What is the mechanism of action for our thermal regulatory device? We have skin thermal receptors and they communicate with the rest of the body through the autonomic nervous system, which also controls things like our heart rate. So that's why we feel we perceive a sense of either cool or warmth based upon whatever we turned on with the device.
Dr. Peeke during her hike of the Grand Canyon
Can you go a little more into your role at Embr Labs? What does the work of a Chief Medical Officer look like?
One of my duties is to create clinical trials that we originate so that they can be done internally within the organization to pilot and test particular themes that we're investigating. I also help facilitate external collaborations with other entities, where we support their research financially and with whatever resources are necessary, including providing the devices.
So, for instance, at the Brigham and Women's Hospital, we went ahead and collaborated with Dr. Heather Hirsch, and she is now utilizing our devices in a study of natural menopause [menopause with no hormonal treatments]. We’re going to be investigating how this affects their base of motor symptoms. And so that's really neat.

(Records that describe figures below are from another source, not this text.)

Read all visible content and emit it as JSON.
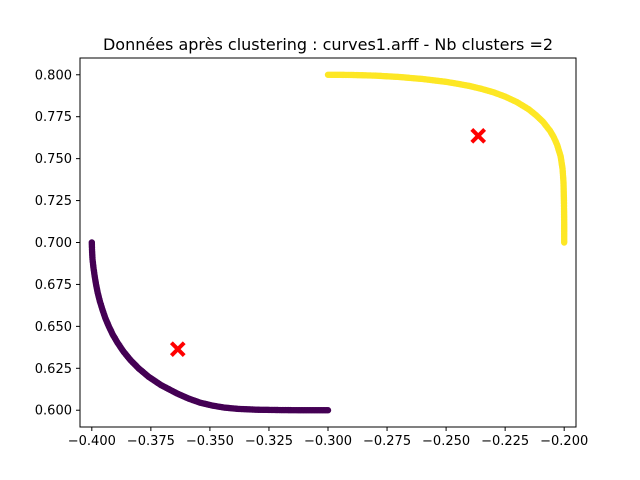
{
  "chart_data": {
    "type": "scatter",
    "title": "Données après clustering : curves1.arff - Nb clusters =2",
    "xlabel": "",
    "ylabel": "",
    "xlim": [
      -0.405,
      -0.195
    ],
    "ylim": [
      0.59,
      0.81
    ],
    "grid": false,
    "xticks": [
      -0.4,
      -0.375,
      -0.35,
      -0.325,
      -0.3,
      -0.275,
      -0.25,
      -0.225,
      -0.2
    ],
    "xtick_labels": [
      "−0.400",
      "−0.375",
      "−0.350",
      "−0.325",
      "−0.300",
      "−0.275",
      "−0.250",
      "−0.225",
      "−0.200"
    ],
    "yticks": [
      0.6,
      0.625,
      0.65,
      0.675,
      0.7,
      0.725,
      0.75,
      0.775,
      0.8
    ],
    "ytick_labels": [
      "0.600",
      "0.625",
      "0.650",
      "0.675",
      "0.700",
      "0.725",
      "0.750",
      "0.775",
      "0.800"
    ],
    "series": [
      {
        "color": "#440154",
        "points": [
          [
            -0.4,
            0.7
          ],
          [
            -0.3999,
            0.695
          ],
          [
            -0.3997,
            0.69
          ],
          [
            -0.3993,
            0.685
          ],
          [
            -0.3988,
            0.68
          ],
          [
            -0.3982,
            0.675
          ],
          [
            -0.3975,
            0.67
          ],
          [
            -0.3966,
            0.665
          ],
          [
            -0.3955,
            0.66
          ],
          [
            -0.3943,
            0.655
          ],
          [
            -0.3928,
            0.65
          ],
          [
            -0.3911,
            0.645
          ],
          [
            -0.389,
            0.64
          ],
          [
            -0.3866,
            0.635
          ],
          [
            -0.3837,
            0.63
          ],
          [
            -0.3802,
            0.625
          ],
          [
            -0.376,
            0.62
          ],
          [
            -0.3707,
            0.615
          ],
          [
            -0.3639,
            0.61
          ],
          [
            -0.3591,
            0.607
          ],
          [
            -0.3541,
            0.6045
          ],
          [
            -0.349,
            0.6028
          ],
          [
            -0.344,
            0.6016
          ],
          [
            -0.338,
            0.6008
          ],
          [
            -0.33,
            0.6003
          ],
          [
            -0.32,
            0.6001
          ],
          [
            -0.31,
            0.6
          ],
          [
            -0.3,
            0.6
          ]
        ]
      },
      {
        "color": "#fde725",
        "points": [
          [
            -0.3,
            0.8
          ],
          [
            -0.29,
            0.7999
          ],
          [
            -0.28,
            0.7995
          ],
          [
            -0.27,
            0.7987
          ],
          [
            -0.26,
            0.7975
          ],
          [
            -0.25,
            0.7958
          ],
          [
            -0.245,
            0.7946
          ],
          [
            -0.24,
            0.7933
          ],
          [
            -0.235,
            0.7916
          ],
          [
            -0.23,
            0.7896
          ],
          [
            -0.225,
            0.787
          ],
          [
            -0.22,
            0.7837
          ],
          [
            -0.215,
            0.7794
          ],
          [
            -0.212,
            0.776
          ],
          [
            -0.209,
            0.772
          ],
          [
            -0.206,
            0.7666
          ],
          [
            -0.2045,
            0.763
          ],
          [
            -0.203,
            0.7583
          ],
          [
            -0.2015,
            0.7513
          ],
          [
            -0.2007,
            0.744
          ],
          [
            -0.2003,
            0.736
          ],
          [
            -0.2001,
            0.725
          ],
          [
            -0.2,
            0.712
          ],
          [
            -0.2,
            0.7
          ]
        ]
      }
    ],
    "centroids": {
      "color": "#ff0000",
      "points": [
        [
          -0.3636,
          0.6364
        ],
        [
          -0.2364,
          0.7636
        ]
      ]
    }
  }
}
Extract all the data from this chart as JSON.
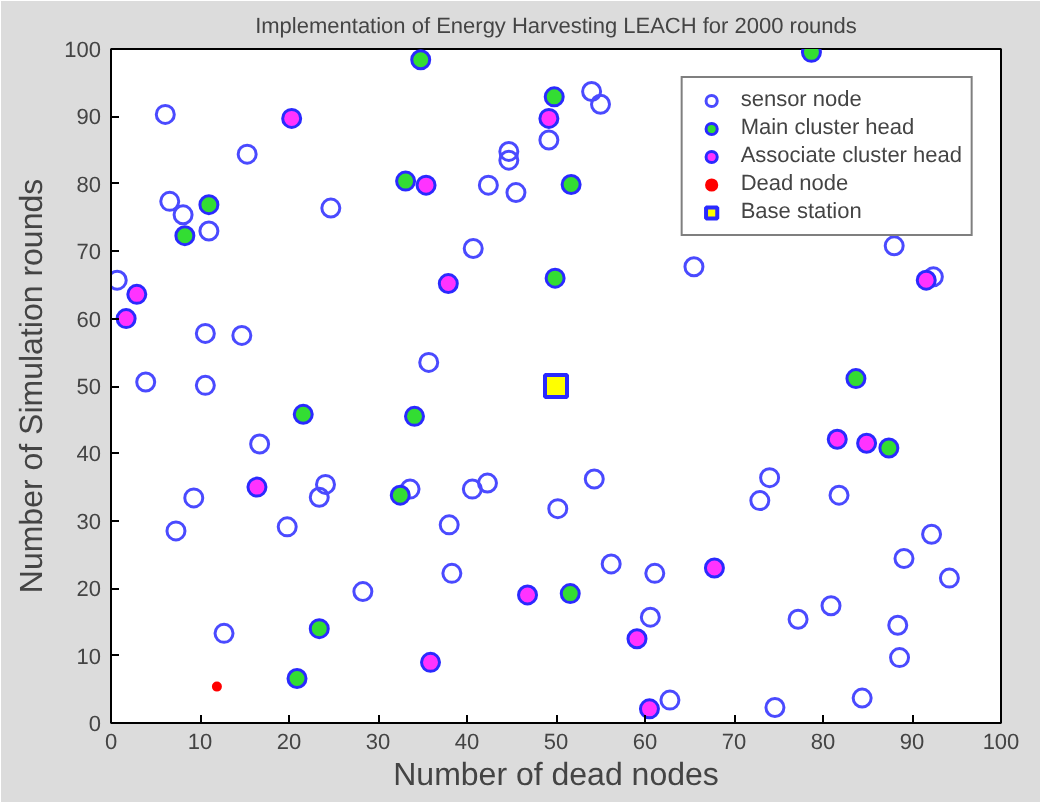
{
  "chart_data": {
    "type": "scatter",
    "title": "Implementation of Energy Harvesting LEACH for 2000 rounds",
    "xlabel": "Number of dead nodes",
    "ylabel": "Number of Simulation rounds",
    "xlim": [
      0,
      100
    ],
    "ylim": [
      0,
      100
    ],
    "xticks": [
      0,
      10,
      20,
      30,
      40,
      50,
      60,
      70,
      80,
      90,
      100
    ],
    "yticks": [
      0,
      10,
      20,
      30,
      40,
      50,
      60,
      70,
      80,
      90,
      100
    ],
    "grid": false,
    "legend": "top right",
    "series": [
      {
        "name": "sensor node",
        "color": "#4a4aff",
        "marker": "circle",
        "x": [
          6.1,
          49.2,
          15.3,
          44.7,
          44.7,
          42.4,
          45.5,
          6.6,
          8.1,
          11.0,
          24.7,
          40.7,
          0.7,
          10.6,
          14.7,
          35.7,
          3.9,
          10.6,
          54.0,
          55.0,
          65.5,
          88.0,
          92.4,
          16.7,
          9.3,
          7.3,
          19.8,
          23.4,
          24.1,
          33.6,
          38.0,
          40.6,
          42.3,
          38.3,
          28.3,
          12.7,
          50.2,
          54.3,
          74.0,
          72.9,
          81.8,
          92.2,
          89.1,
          94.2,
          56.2,
          61.1,
          60.6,
          77.2,
          80.9,
          88.4,
          88.6,
          62.8,
          74.6,
          84.4
        ],
        "values": [
          90.3,
          86.5,
          84.4,
          84.8,
          83.5,
          79.8,
          78.7,
          77.4,
          75.4,
          73.0,
          76.4,
          70.4,
          65.7,
          57.8,
          57.5,
          53.5,
          50.6,
          50.1,
          93.7,
          91.8,
          67.7,
          70.8,
          66.2,
          41.4,
          33.4,
          28.5,
          29.1,
          33.5,
          35.4,
          34.7,
          29.4,
          34.7,
          35.6,
          22.2,
          19.5,
          13.3,
          31.8,
          36.2,
          36.4,
          33.0,
          33.8,
          28.0,
          24.4,
          21.5,
          23.6,
          22.2,
          15.7,
          15.4,
          17.4,
          14.5,
          9.7,
          3.4,
          2.3,
          3.7
        ]
      },
      {
        "name": "Main cluster head",
        "color": "#33dd33",
        "marker": "circle",
        "x": [
          34.8,
          49.8,
          33.1,
          11.0,
          8.3,
          49.9,
          51.7,
          83.7,
          78.7,
          21.6,
          34.1,
          32.5,
          23.4,
          20.9,
          87.4,
          51.6
        ],
        "values": [
          98.4,
          92.9,
          80.4,
          76.9,
          72.3,
          66.0,
          79.9,
          51.1,
          99.5,
          45.8,
          45.5,
          33.8,
          14.0,
          6.6,
          40.8,
          19.2
        ]
      },
      {
        "name": "Associate cluster head",
        "color": "#ff33ff",
        "marker": "circle",
        "x": [
          20.3,
          49.2,
          35.4,
          37.9,
          2.9,
          1.7,
          91.6,
          16.4,
          46.8,
          35.9,
          81.6,
          84.9,
          67.8,
          59.1,
          60.5
        ],
        "values": [
          89.7,
          89.7,
          79.8,
          65.2,
          63.6,
          60.0,
          65.7,
          35.0,
          19.0,
          9.0,
          42.1,
          41.5,
          23.0,
          12.5,
          2.1
        ]
      },
      {
        "name": "Dead node",
        "color": "#ff0000",
        "marker": "dot",
        "x": [
          11.9
        ],
        "values": [
          5.4
        ]
      },
      {
        "name": "Base station",
        "color": "#ffff00",
        "marker": "square",
        "x": [
          50
        ],
        "values": [
          50
        ]
      }
    ]
  }
}
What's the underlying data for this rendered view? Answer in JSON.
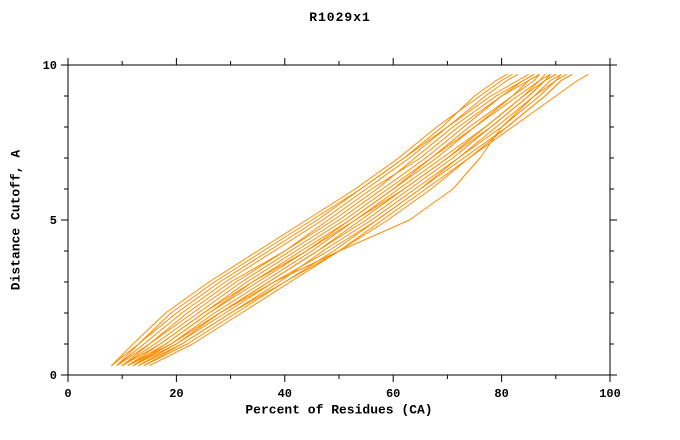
{
  "chart_data": {
    "type": "line",
    "title": "R1029x1",
    "xlabel": "Percent of Residues (CA)",
    "ylabel": "Distance Cutoff, A",
    "xlim": [
      0,
      100
    ],
    "ylim": [
      0,
      10
    ],
    "x_major_ticks": [
      0,
      20,
      40,
      60,
      80,
      100
    ],
    "x_minor_step": 10,
    "y_major_ticks": [
      0,
      5,
      10
    ],
    "y_minor_step": 1,
    "grid": false,
    "legend": "none",
    "line_color": "#ff8c00",
    "text_color": "#000000",
    "y_levels": [
      0.3,
      1,
      2,
      3,
      4,
      5,
      6,
      7,
      8,
      9,
      9.5,
      9.7
    ],
    "series_x": [
      [
        8,
        12,
        18,
        26,
        35,
        44,
        53,
        61,
        68,
        76,
        80,
        82
      ],
      [
        9,
        14,
        21,
        29,
        38,
        47,
        55,
        63,
        70,
        78,
        83,
        85
      ],
      [
        10,
        15,
        22,
        30,
        40,
        49,
        57,
        64,
        71,
        79,
        84,
        86
      ],
      [
        10,
        16,
        24,
        32,
        41,
        50,
        58,
        66,
        73,
        80,
        85,
        87
      ],
      [
        11,
        17,
        25,
        33,
        42,
        51,
        59,
        67,
        74,
        82,
        86,
        87
      ],
      [
        11,
        18,
        26,
        35,
        44,
        52,
        60,
        68,
        75,
        83,
        87,
        88
      ],
      [
        12,
        19,
        27,
        36,
        45,
        53,
        61,
        69,
        77,
        84,
        88,
        89
      ],
      [
        12,
        20,
        28,
        37,
        46,
        54,
        62,
        70,
        78,
        85,
        88,
        90
      ],
      [
        13,
        21,
        30,
        39,
        47,
        56,
        64,
        72,
        79,
        86,
        90,
        91
      ],
      [
        14,
        22,
        31,
        40,
        49,
        57,
        65,
        73,
        81,
        88,
        91,
        93
      ],
      [
        15,
        23,
        32,
        41,
        50,
        58,
        66,
        74,
        82,
        90,
        94,
        96
      ],
      [
        8,
        13,
        20,
        28,
        37,
        46,
        54,
        62,
        70,
        77,
        81,
        83
      ],
      [
        9,
        15,
        23,
        31,
        40,
        48,
        56,
        65,
        72,
        80,
        84,
        86
      ],
      [
        10,
        17,
        25,
        34,
        43,
        52,
        60,
        67,
        75,
        82,
        85,
        87
      ],
      [
        11,
        19,
        28,
        37,
        46,
        55,
        63,
        71,
        78,
        85,
        88,
        90
      ],
      [
        13,
        20,
        29,
        38,
        48,
        57,
        65,
        72,
        80,
        87,
        90,
        92
      ],
      [
        12,
        18,
        26,
        34,
        44,
        53,
        62,
        70,
        77,
        84,
        87,
        89
      ],
      [
        14,
        21,
        30,
        40,
        50,
        59,
        67,
        74,
        81,
        88,
        91,
        93
      ],
      [
        12,
        19,
        28,
        38,
        50,
        63,
        71,
        76,
        80,
        86,
        89,
        91
      ],
      [
        9,
        13,
        19,
        27,
        36,
        45,
        54,
        62,
        69,
        75,
        79,
        81
      ]
    ]
  }
}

My other hat also includes working on larger partnerships with other organizations and companies. It could be a pharmaceutical company now looking to potentially work with us on digital therapeutics. And I’ve linked up [Embr Labs] with the NAMS [North American Menopause Society] International Organization, and we're going to be looking at potential research collaborations around the country, potentially around the world, with researchers and investigators interested in looking at thermoregulation.
I help with just integrating a lot of the other divisions within the company as we push forth with initiatives that are collaborative within the company for a more systematic approach.
On a more personal note, what have been your strategies for committing to wellness practices over these last few months?
My go-to at all times is my famous 3 M’s: Mind, Mouth, and Muscle.
For "mind," I always check in with myself. It’s sort of code for having my own kind of meditating and reflecting and going to a place of stillness. I tend to be an outdoor person, which moves me to the “muscle” part. I find nature to be both mind and body. I have my two beloved German shepherds, and so I take my canines out as many times a day as I can. I live in a beautiful sort of a bucolic, countryish kind of setting. So we're out in the green all the time. And I'm enjoying just being connected to nature. And that's where I find so much as it were, mind, body fitness, mental and physical fitness, and spiritual fitness.
For “mouth,” I much prefer eating whole foods and really tend to skew more toward a plant-based diet, although I'm more of a flexitarian so I'll flex. But more often than not, things are looking pretty green. You know, it all comes together with an integrative platform that just works for me. Plenty of room for treats, plenty of room for play, mentally, physically, otherwise. That’s the way I like to roll.
A lot of it is about getting outside for me, though. I'll be taking a call and you could hear, you know, my dogs panting behind me because I’m taking a walk. I like getting a little something done out there when I'm not just absorbing the stillness and the happiness of being in nature.
I do a lot of my best thinking when I’m walking, too.
Oh yeah. I just gifted myself with a small rebounder — that's another word for trampoline — and it is the best. I'm waiting for my desk riser to arrive, which should be in another couple of days, and then I'm literally going to put the trampoline underneath so I can always have like the soft, wonderful place where I can kind of flex and move around because I seem to be on quite a few of these little Zoom meetings now. There you have it, right, and you just get creative about continuing to celebrate the fact that you can move your body.